Bianca Khan’s One-Tonne Challenge
Self-professed packrat used salvaged steel and recycled glass in Big Things 4 work
Bianca Khan’s One-Tonne Challenge
Self-professed packrat used salvaged steel and recycled glass in Big Things 4 work
By Gilbert A. Bouchard
Bianca Khan knew exactly what she wanted to sculpt when she received her inaugural invitation to participate in the Big Things 4 sculpture show at the Royal Alberta Museum.
“I had all these bits that I wanted to use in a large-scale piece that would use both steel and glass,” she says.
Khan has been adding glass elements to her work, everything from discarded custom laboratory glass work to a pair of matched salad/dessert bowls, for several years.
“Up to now, I had made smaller pieces using this technique and I wanted to see if I could carry the idea forward. It was my first big piece in a really long time and a lot of fun,” says the University of Alberta-trained sculptor.
Curated by the North Edmonton Sculpture Workshop, the Big Things 4 showing of big metal sculpture runs until Oct. 1 on the museum terrace (12845 102nd Ave.). Participating artists in the show are Simon Black, Andrew French, Peter Hide, Ryan McCourt, Royden Mills, Robert Willms and Khan.
Her work in the show is called Caesura, a word that means a pause or break in a line of poetry. Following this literary reference, Khan says her sculpture can be “read” from left to right like a poem, which means the line of architectural glass that runs along the bottom of the large middle section of the work can be interpreted as a physical caesura, or pause, in the sculptural flow of the textually inspired sculpture.
“I also see the piece being like a sailing ship of sorts,” she says of her one-tonne artwork.
Q: When did you start becoming interested in sculpture and working with metal in your artwork?
When you take a BFA at the University of Alberta, you have to take a wood sculpture class and I discovered that I liked the physical part of building pieces in the abstract portion of the class. I liked it so much that I ended up coming back to school to do a master’s degree with Peter Hide in sculpture.
Q: What is it that attracts you to working with steel?
You can put it together in a lot more ways that you can if you are working with wood or with clay. For example, while you still have to worry about whether or not the piece will stand up, you can weld a point to a point. I also like the fact that you can cut into and reveal things when you work with steel.
Q: How exactly do you build a piece like yours?
To start with, all the steel we use comes from the scrapyards and I do hold on to a lot of things I salvage. I’m a pack rat that way and have stuff that I first found seven or eight years ago. For this piece I also went down to the Architectural Clearing House and got the glass element. In that way all the parts of the piece are found objects and are all recycled.

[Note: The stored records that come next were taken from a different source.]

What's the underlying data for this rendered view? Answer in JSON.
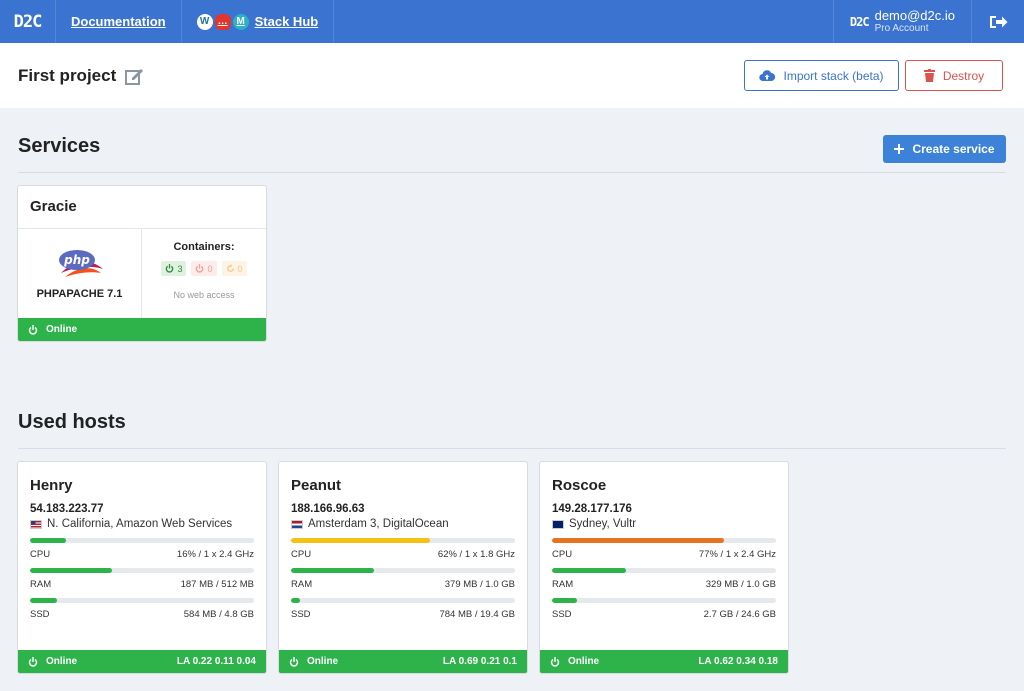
{
  "topbar": {
    "logo": "D2C",
    "documentation_label": "Documentation",
    "stackhub_label": "Stack Hub",
    "user_badge": "D2C",
    "user_email": "demo@d2c.io",
    "user_account": "Pro Account"
  },
  "project": {
    "title": "First project",
    "import_label": "Import stack (beta)",
    "destroy_label": "Destroy"
  },
  "services": {
    "title": "Services",
    "create_label": "Create service",
    "items": [
      {
        "name": "Gracie",
        "logo_text": "php",
        "type": "PHPAPACHE 7.1",
        "containers_label": "Containers:",
        "running": "3",
        "stopped": "0",
        "restarting": "0",
        "web_access": "No web access",
        "status": "Online"
      }
    ]
  },
  "hosts": {
    "title": "Used hosts",
    "items": [
      {
        "name": "Henry",
        "ip": "54.183.223.77",
        "location": "N. California, Amazon Web Services",
        "flag": "us",
        "cpu_label": "CPU",
        "cpu_value": "16% / 1 x 2.4 GHz",
        "cpu_fraction": 0.16,
        "cpu_color": "#2db34a",
        "ram_label": "RAM",
        "ram_value": "187 MB / 512 MB",
        "ram_fraction": 0.365,
        "ram_color": "#2db34a",
        "ssd_label": "SSD",
        "ssd_value": "584 MB / 4.8 GB",
        "ssd_fraction": 0.12,
        "ssd_color": "#2db34a",
        "status": "Online",
        "la": "LA 0.22 0.11 0.04"
      },
      {
        "name": "Peanut",
        "ip": "188.166.96.63",
        "location": "Amsterdam 3, DigitalOcean",
        "flag": "nl",
        "cpu_label": "CPU",
        "cpu_value": "62% / 1 x 1.8 GHz",
        "cpu_fraction": 0.62,
        "cpu_color": "#f6c116",
        "ram_label": "RAM",
        "ram_value": "379 MB / 1.0 GB",
        "ram_fraction": 0.37,
        "ram_color": "#2db34a",
        "ssd_label": "SSD",
        "ssd_value": "784 MB / 19.4 GB",
        "ssd_fraction": 0.04,
        "ssd_color": "#2db34a",
        "status": "Online",
        "la": "LA 0.69 0.21 0.1"
      },
      {
        "name": "Roscoe",
        "ip": "149.28.177.176",
        "location": "Sydney, Vultr",
        "flag": "au",
        "cpu_label": "CPU",
        "cpu_value": "77% / 1 x 2.4 GHz",
        "cpu_fraction": 0.77,
        "cpu_color": "#e8731f",
        "ram_label": "RAM",
        "ram_value": "329 MB / 1.0 GB",
        "ram_fraction": 0.33,
        "ram_color": "#2db34a",
        "ssd_label": "SSD",
        "ssd_value": "2.7 GB / 24.6 GB",
        "ssd_fraction": 0.11,
        "ssd_color": "#2db34a",
        "status": "Online",
        "la": "LA 0.62 0.34 0.18"
      }
    ]
  }
}
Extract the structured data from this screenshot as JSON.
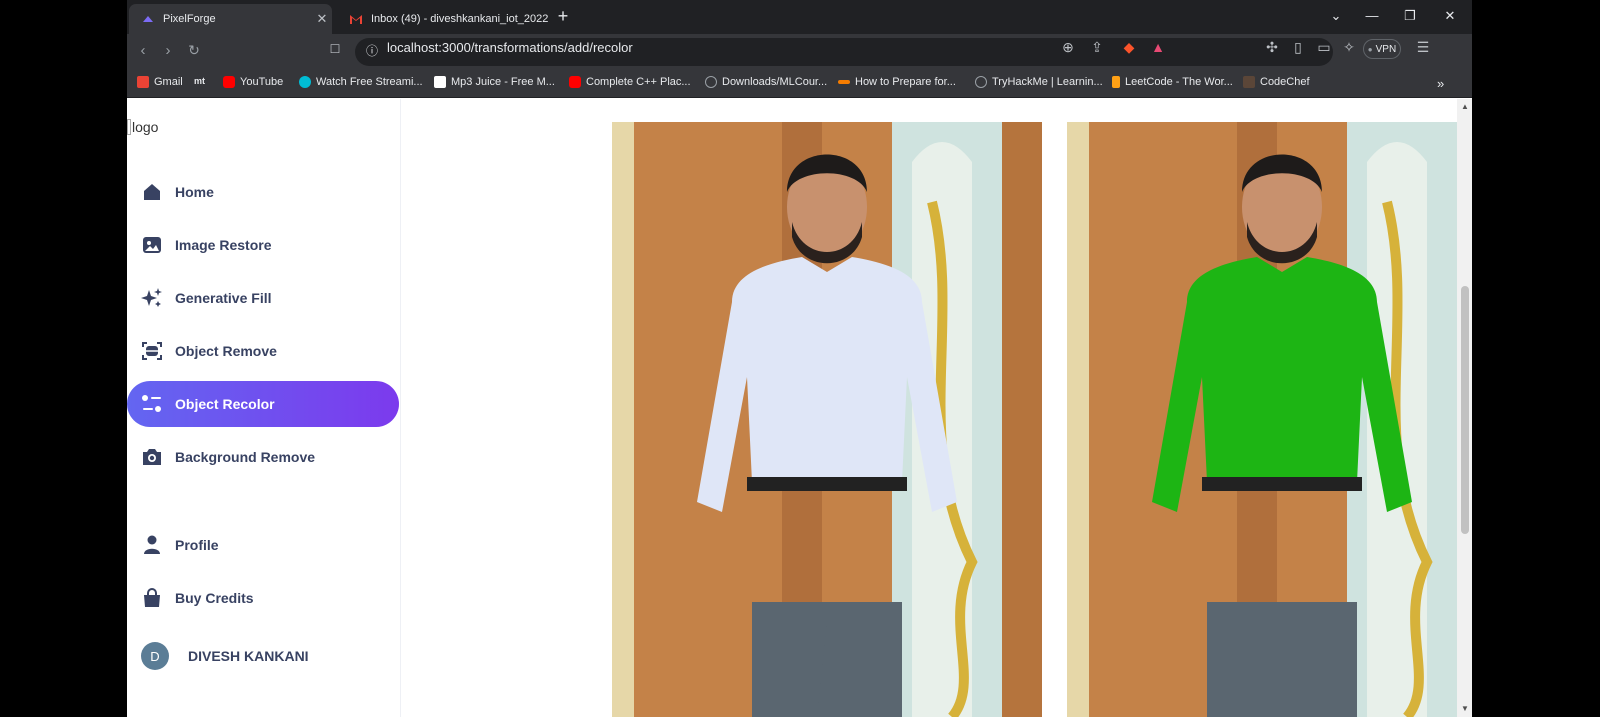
{
  "browser": {
    "tabs": [
      {
        "title": "PixelForge",
        "active": true
      },
      {
        "title": "Inbox (49) - diveshkankani_iot_2022",
        "active": false
      }
    ],
    "url": "localhost:3000/transformations/add/recolor",
    "vpn_label": "VPN",
    "bookmarks": [
      {
        "label": "Gmail",
        "color": "#ea4335"
      },
      {
        "label": "",
        "color": "#ffffff"
      },
      {
        "label": "YouTube",
        "color": "#ff0000"
      },
      {
        "label": "Watch Free Streami...",
        "color": "#00bcd4"
      },
      {
        "label": "Mp3 Juice - Free M...",
        "color": "#ffffff"
      },
      {
        "label": "Complete C++ Plac...",
        "color": "#ff0000"
      },
      {
        "label": "Downloads/MLCour...",
        "color": "#9aa0a6"
      },
      {
        "label": "How to Prepare for...",
        "color": "#f57c00"
      },
      {
        "label": "TryHackMe | Learnin...",
        "color": "#9aa0a6"
      },
      {
        "label": "LeetCode - The Wor...",
        "color": "#ffa116"
      },
      {
        "label": "CodeChef",
        "color": "#5b4638"
      }
    ]
  },
  "sidebar": {
    "logo_alt": "logo",
    "items": [
      {
        "label": "Home",
        "icon": "home-icon"
      },
      {
        "label": "Image Restore",
        "icon": "image-icon"
      },
      {
        "label": "Generative Fill",
        "icon": "stars-icon"
      },
      {
        "label": "Object Remove",
        "icon": "scan-icon"
      },
      {
        "label": "Object Recolor",
        "icon": "filter-icon",
        "active": true
      },
      {
        "label": "Background Remove",
        "icon": "camera-icon"
      }
    ],
    "bottom_items": [
      {
        "label": "Profile",
        "icon": "user-icon"
      },
      {
        "label": "Buy Credits",
        "icon": "bag-icon"
      }
    ],
    "user": {
      "initial": "D",
      "name": "DIVESH KANKANI"
    }
  },
  "content": {
    "original_image": {
      "shirt_color": "#dfe6f7"
    },
    "transformed_image": {
      "shirt_color": "#1db514"
    }
  },
  "colors": {
    "accent": "#6366f1",
    "nav_text": "#384262"
  }
}
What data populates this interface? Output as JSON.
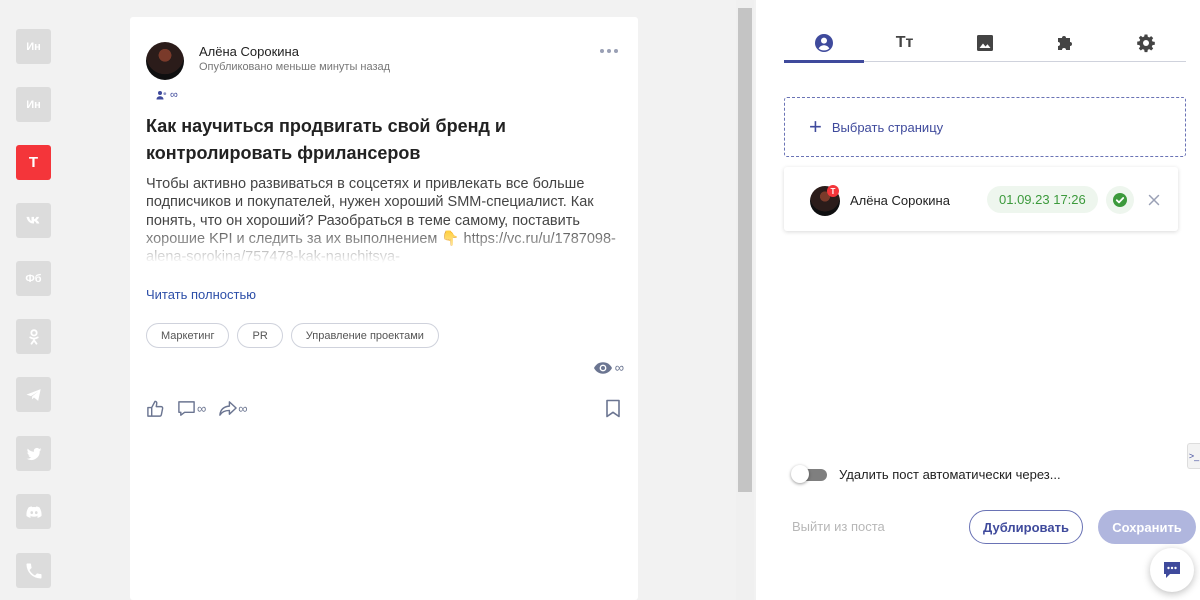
{
  "networks": [
    {
      "id": "instagram-1",
      "label": "Ин",
      "icon": "instagram-icon"
    },
    {
      "id": "instagram-2",
      "label": "Ин",
      "icon": "instagram-icon"
    },
    {
      "id": "tenchat",
      "label": "T",
      "icon": "tenchat-icon",
      "active": true
    },
    {
      "id": "vk",
      "label": "",
      "icon": "vk-icon"
    },
    {
      "id": "facebook",
      "label": "Фб",
      "icon": "facebook-icon"
    },
    {
      "id": "odnoklassniki",
      "label": "",
      "icon": "odnoklassniki-icon"
    },
    {
      "id": "telegram",
      "label": "",
      "icon": "telegram-icon"
    },
    {
      "id": "twitter",
      "label": "",
      "icon": "twitter-icon"
    },
    {
      "id": "discord",
      "label": "",
      "icon": "discord-icon"
    },
    {
      "id": "phone",
      "label": "",
      "icon": "phone-icon"
    }
  ],
  "post": {
    "author": "Алёна Сорокина",
    "published": "Опубликовано меньше минуты назад",
    "audience": "∞",
    "title": "Как научиться продвигать свой бренд и контролировать фрилансеров",
    "body": "Чтобы активно развиваться в соцсетях и привлекать все больше подписчиков и покупателей, нужен хороший SMM-специалист. Как понять, что он хороший? Разобраться в теме самому, поставить хорошие KPI и следить за их выполнением 👇 https://vc.ru/u/1787098-alena-sorokina/757478-kak-nauchitsya-",
    "read_more": "Читать полностью",
    "tags": [
      "Маркетинг",
      "PR",
      "Управление проектами"
    ],
    "views": "∞",
    "comments": "∞",
    "reposts": "∞"
  },
  "panel": {
    "tabs": [
      {
        "id": "profile",
        "icon": "user-circle-icon",
        "active": true
      },
      {
        "id": "text",
        "icon": "text-format-icon",
        "label": "Tт"
      },
      {
        "id": "image",
        "icon": "image-icon"
      },
      {
        "id": "plugins",
        "icon": "puzzle-icon"
      },
      {
        "id": "settings",
        "icon": "gear-icon"
      }
    ],
    "choose_page": "Выбрать страницу",
    "account": {
      "name": "Алёна Сорокина",
      "datetime": "01.09.23 17:26",
      "badge": "T"
    },
    "auto_delete": "Удалить пост автоматически через...",
    "exit": "Выйти из поста",
    "duplicate": "Дублировать",
    "save": "Сохранить",
    "edge_tab": ">_"
  },
  "colors": {
    "accent": "#3f4a9c",
    "tenchat_red": "#f4353a",
    "success": "#3c9a3c",
    "link": "#2d4fa8"
  }
}
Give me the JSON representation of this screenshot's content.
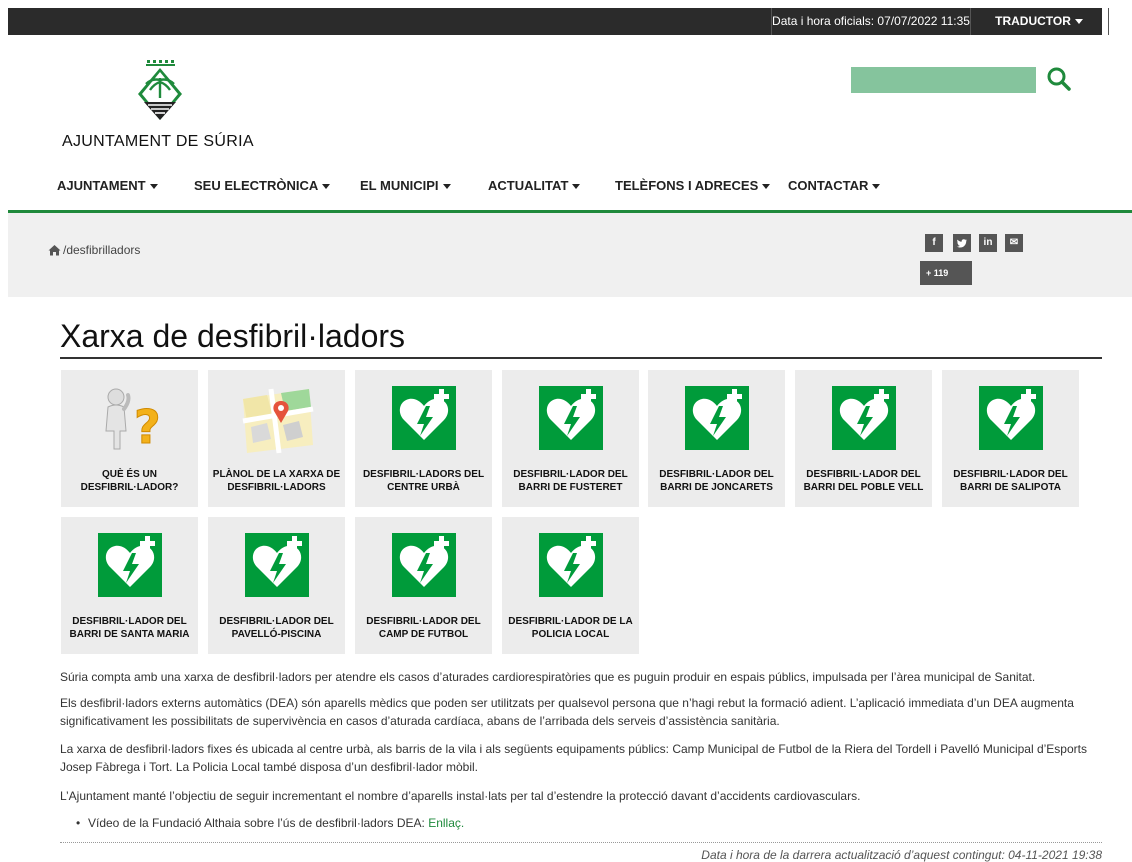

Working on this piece was a bit different in that I did have an idea of what I wanted going in so I knew how the pieces I had would fit together (moved around in the studio using a gantry, a large block-and-tackle unit on a stand). Of course, working in large-scale steel does make you a bit more committed to your decisions.
Q: Was it hard to install such a physically huge show?
Ryan (McCourt) and Andrew (French) have installed all the Big Things shows and have lots of experience doing that, but still spent a lot of time placing the show on the site, starting at noon and going to about eight in the evening.
Their idea is that the front view of the work was positioned so that you would see it backdropped against the trees and greenery. They did a really good job and it looks like it really belongs.